5.3 Continuous Positive Airway Pressure (CPAP) or Bi-level Positive Airway Pressure (BiPAP) is mainly used for children with congenital dysplasia, cardiopulmonary or muscular disorders and surgically incurable airway obstruction. BiPAP is mainly used for congenital dysplasia, cardiopulmonary or muscular disorders and surgically incurable airway obstruction, including those who cannot undergo tonsil or adenoidectomy or cannot be relieved after surgery, and also for perioperative treatment. Compared with adults, children have a high tolerance rate, and the success rate of CPAP treatment is about 90%, even in infants and children aged 6 months to 2 years, with a good family environment and attentive parental care, good results can be achieved [25]. The success rate of CPAP in children with significant craniofacial deformities is about 62%, and the average treatment pressure of CPAP in prepubertal children is relatively low, with a pressure level of 8 cmH20 being effective in 86% of children. Because children grow rapidly after treatment, careful pressure titration is required for home CPAP or BiPAP use, and treatment pressure and mask size should be routinely followed up and adjusted every 3-6 months to accommodate changes in children’s growth and development, to prevent complications such as mask leakage, gastrointestinal distention, and misaspiration, and to guide and supervise patients to receive treatment.

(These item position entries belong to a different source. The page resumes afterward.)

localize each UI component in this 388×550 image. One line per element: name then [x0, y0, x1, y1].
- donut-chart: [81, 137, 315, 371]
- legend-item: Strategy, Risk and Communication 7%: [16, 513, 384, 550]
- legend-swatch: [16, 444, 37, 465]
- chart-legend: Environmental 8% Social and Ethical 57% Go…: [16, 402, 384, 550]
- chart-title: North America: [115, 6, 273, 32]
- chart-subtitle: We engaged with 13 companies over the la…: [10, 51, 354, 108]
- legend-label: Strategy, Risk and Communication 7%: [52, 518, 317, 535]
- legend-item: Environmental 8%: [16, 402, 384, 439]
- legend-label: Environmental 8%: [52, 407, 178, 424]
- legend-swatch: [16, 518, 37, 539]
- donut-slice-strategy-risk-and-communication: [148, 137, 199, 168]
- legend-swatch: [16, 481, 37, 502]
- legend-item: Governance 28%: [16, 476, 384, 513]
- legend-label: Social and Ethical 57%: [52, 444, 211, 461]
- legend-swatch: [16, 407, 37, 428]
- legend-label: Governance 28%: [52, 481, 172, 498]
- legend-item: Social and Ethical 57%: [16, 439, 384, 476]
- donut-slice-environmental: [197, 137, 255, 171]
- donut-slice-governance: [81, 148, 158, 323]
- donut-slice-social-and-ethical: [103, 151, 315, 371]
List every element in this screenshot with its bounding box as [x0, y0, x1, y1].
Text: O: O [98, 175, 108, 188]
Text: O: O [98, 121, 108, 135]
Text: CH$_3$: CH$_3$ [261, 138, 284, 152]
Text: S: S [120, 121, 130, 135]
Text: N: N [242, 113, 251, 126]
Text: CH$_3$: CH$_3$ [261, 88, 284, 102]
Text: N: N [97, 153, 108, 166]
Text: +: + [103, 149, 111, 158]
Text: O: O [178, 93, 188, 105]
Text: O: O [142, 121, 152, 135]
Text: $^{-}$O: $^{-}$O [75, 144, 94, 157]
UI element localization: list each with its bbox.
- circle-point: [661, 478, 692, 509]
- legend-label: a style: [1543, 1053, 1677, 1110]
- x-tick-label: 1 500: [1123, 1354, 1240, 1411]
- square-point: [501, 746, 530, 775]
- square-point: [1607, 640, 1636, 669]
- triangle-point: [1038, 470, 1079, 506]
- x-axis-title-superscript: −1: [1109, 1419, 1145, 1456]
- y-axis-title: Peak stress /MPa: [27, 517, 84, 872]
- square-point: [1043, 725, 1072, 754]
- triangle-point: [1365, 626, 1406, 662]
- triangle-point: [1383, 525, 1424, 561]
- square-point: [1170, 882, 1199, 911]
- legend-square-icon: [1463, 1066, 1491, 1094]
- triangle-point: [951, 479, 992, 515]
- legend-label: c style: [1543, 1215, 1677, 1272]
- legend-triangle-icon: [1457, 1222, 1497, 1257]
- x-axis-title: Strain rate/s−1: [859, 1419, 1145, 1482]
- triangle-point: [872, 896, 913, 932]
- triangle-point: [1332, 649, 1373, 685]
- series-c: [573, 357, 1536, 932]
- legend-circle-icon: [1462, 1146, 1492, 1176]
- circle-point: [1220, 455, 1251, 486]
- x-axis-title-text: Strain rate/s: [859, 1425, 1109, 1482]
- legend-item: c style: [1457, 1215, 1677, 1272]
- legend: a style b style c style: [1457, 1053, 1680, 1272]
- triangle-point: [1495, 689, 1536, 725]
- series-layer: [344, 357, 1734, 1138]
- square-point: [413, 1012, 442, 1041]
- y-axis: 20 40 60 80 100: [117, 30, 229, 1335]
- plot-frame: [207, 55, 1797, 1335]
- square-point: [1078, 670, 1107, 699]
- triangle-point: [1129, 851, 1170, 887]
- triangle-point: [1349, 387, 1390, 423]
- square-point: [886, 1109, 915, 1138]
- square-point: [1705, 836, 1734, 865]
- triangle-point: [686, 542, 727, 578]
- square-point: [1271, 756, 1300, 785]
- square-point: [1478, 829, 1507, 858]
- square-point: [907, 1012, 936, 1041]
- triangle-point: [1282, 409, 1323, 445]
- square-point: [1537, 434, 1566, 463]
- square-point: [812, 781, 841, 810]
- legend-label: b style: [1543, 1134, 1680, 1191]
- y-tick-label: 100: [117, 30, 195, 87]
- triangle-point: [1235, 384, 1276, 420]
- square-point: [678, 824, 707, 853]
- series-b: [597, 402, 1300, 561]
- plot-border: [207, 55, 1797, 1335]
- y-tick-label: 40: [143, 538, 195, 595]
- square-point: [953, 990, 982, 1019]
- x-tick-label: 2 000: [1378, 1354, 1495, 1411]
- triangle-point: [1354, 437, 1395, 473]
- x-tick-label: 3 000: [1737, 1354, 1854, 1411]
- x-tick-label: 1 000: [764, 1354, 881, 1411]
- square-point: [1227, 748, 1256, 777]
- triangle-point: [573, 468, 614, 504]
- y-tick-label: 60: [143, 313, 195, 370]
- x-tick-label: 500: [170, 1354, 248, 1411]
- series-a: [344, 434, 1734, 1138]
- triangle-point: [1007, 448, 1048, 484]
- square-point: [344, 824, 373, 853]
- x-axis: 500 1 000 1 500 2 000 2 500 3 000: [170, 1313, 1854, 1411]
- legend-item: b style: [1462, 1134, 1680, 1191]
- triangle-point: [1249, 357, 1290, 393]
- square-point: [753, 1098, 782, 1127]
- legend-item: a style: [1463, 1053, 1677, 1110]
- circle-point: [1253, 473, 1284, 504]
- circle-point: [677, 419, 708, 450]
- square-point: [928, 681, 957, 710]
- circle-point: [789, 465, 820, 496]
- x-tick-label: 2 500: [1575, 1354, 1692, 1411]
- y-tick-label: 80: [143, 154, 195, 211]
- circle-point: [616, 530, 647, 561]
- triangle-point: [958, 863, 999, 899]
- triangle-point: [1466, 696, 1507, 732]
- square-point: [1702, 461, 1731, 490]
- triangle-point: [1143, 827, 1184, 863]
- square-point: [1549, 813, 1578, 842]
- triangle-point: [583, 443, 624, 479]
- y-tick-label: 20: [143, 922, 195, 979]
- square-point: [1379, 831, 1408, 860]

Others include encouraging obese patients to lose weight and adjusting sleep positions, which are not effective for most severely ill patients. Oxygen can reduce the degree of hypoxia during sleep, but cannot reduce the number of apnea and hypoventilation. For infants and children with moderate OSAS or severe hypoxia but cannot undergo surgery and at the same time cannot tolerate CPAP treatment, simple low-flow oxygenation can help maintain a more normal oxygen level.
6 Conclusion 
The population prevalence of childhood SDB is increasing, and OSAHS in children is one of the most dangerous sleep disorders, with nasal congestion, open-mouth breathing, and apnea hypoxia affecting the craniofacial, nasal, growth and intellectual development and behavioral abnormalities of children. Therefore, SDB in children should be diagnosed and treated as early as possible to avoid serious complications. Reasonable and effective treatment can reduce or completely alleviate snoring, apnea, sleep hypoxemia and sleep structure disorders in children, and improve their quality of life.